Friday, August 28, 2009

Getting Started: Challenge and Opportunity

As we embark on our journey this semester, my desire is to see this blog develop into an extension of class, which ideally means we’ll continue in this space a thoughtful exploration of what journalism is, what it is becoming, and what it can be. Given the pace of change in media, and the impact of change on journalism norms, routines and practices, we have plenty to discuss.

I think it’s worthwhile for students to consider what they expect to gain from their journalism educations. I hope the answer is more than the skills to get your first job. We had a pretty good discussion about this, and I found it reassuring that so many of you feel confident about your basic journalism skills and that your multimedia training has positioned you well for starting your careers. But it is also apparent to me that many of you have not thought very deeply about the purpose of journalism, its value to society and democracy, and the philosophical basis for democracy, freedom of expression and a free press. These are big issues, and – sadly, in my view – not discussed enough with students.

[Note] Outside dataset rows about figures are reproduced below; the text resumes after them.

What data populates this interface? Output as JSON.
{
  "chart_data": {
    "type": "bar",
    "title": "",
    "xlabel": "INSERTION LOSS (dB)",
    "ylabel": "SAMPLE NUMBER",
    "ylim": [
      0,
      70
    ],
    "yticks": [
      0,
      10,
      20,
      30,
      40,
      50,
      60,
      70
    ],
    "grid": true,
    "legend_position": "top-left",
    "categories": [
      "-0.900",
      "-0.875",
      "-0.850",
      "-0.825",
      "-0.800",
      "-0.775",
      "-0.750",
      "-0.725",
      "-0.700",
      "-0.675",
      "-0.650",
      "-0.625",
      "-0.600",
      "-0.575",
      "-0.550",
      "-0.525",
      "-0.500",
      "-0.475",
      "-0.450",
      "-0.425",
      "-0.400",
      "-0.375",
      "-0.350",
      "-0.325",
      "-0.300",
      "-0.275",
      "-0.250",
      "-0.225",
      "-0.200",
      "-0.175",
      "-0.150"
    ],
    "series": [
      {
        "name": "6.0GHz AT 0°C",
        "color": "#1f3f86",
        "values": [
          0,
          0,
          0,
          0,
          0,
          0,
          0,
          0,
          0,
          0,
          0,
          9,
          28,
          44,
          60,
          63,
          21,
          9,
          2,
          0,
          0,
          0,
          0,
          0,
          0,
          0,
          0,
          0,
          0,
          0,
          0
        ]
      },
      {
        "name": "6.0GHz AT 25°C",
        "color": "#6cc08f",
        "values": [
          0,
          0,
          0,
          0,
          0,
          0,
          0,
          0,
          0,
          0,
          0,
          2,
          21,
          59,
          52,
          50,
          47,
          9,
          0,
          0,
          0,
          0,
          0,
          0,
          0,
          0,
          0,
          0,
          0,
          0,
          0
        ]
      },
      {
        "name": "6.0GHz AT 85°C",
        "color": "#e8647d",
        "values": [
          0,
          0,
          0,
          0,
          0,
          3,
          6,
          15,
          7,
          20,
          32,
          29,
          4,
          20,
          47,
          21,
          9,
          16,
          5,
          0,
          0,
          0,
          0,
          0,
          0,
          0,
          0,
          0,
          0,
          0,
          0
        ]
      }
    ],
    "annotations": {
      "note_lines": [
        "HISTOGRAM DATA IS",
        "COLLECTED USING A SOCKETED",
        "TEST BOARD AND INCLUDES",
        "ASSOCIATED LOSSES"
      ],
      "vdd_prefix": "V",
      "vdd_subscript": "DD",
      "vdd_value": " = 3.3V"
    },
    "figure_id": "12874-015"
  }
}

What is discussed is that the media are changing. That journalism has fallen on hard times. Jobs are hard to come by. Audiences are going to the Internet, but no one has figured out a way to make money online yet. The future is uncertain, even bleak.

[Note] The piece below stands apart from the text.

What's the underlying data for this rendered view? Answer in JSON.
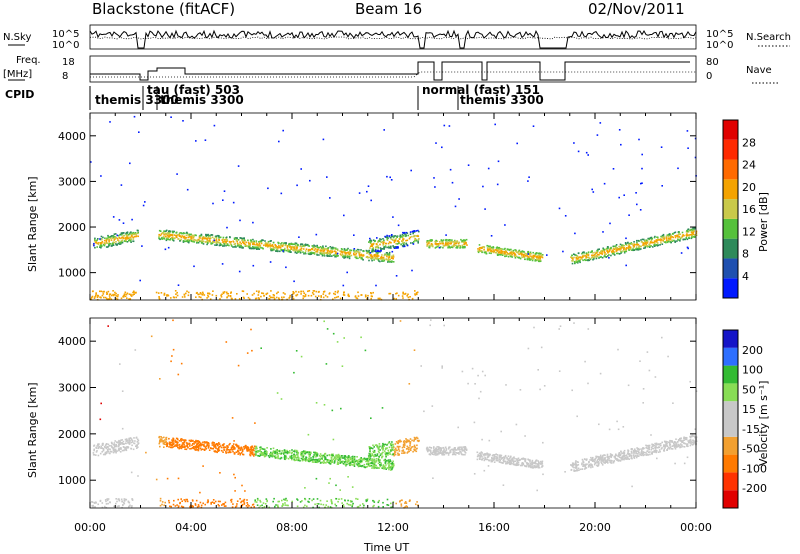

I’m not a journalism fatalist. In every challenge is great opportunity. But to seize the opportunities, I believe, takes more than multimedia skills and an entrepreneurial spirit. Anyone can be a blogger, a news aggregator, a social networker. These activities require no special knowledge, no expertise, no special skills. You don’t need to attend university to do these things. They aren’t very promising career paths, although mainstream media – caught in a malaise of uncertainty – has joined nearly everyone else in doing them. Seems ironic, perhaps tragic, that the largest employers of journalists – traditional media news organizations – are embracing practices that devalue the expertise of their staffs, and are at the same time divesting themselves of enterprise, investigative and hard-hitting reporting. Makes one wonder whether journalism has been reduced to simply reformatting and repurposing information that is readily available in many places on the Internet.

What is the value in that?

We can do better. Much of our course work this semester is intended to explore how. The reward is a better awareness of our journalistic opportunities, and – I hope – a desire to pursue them.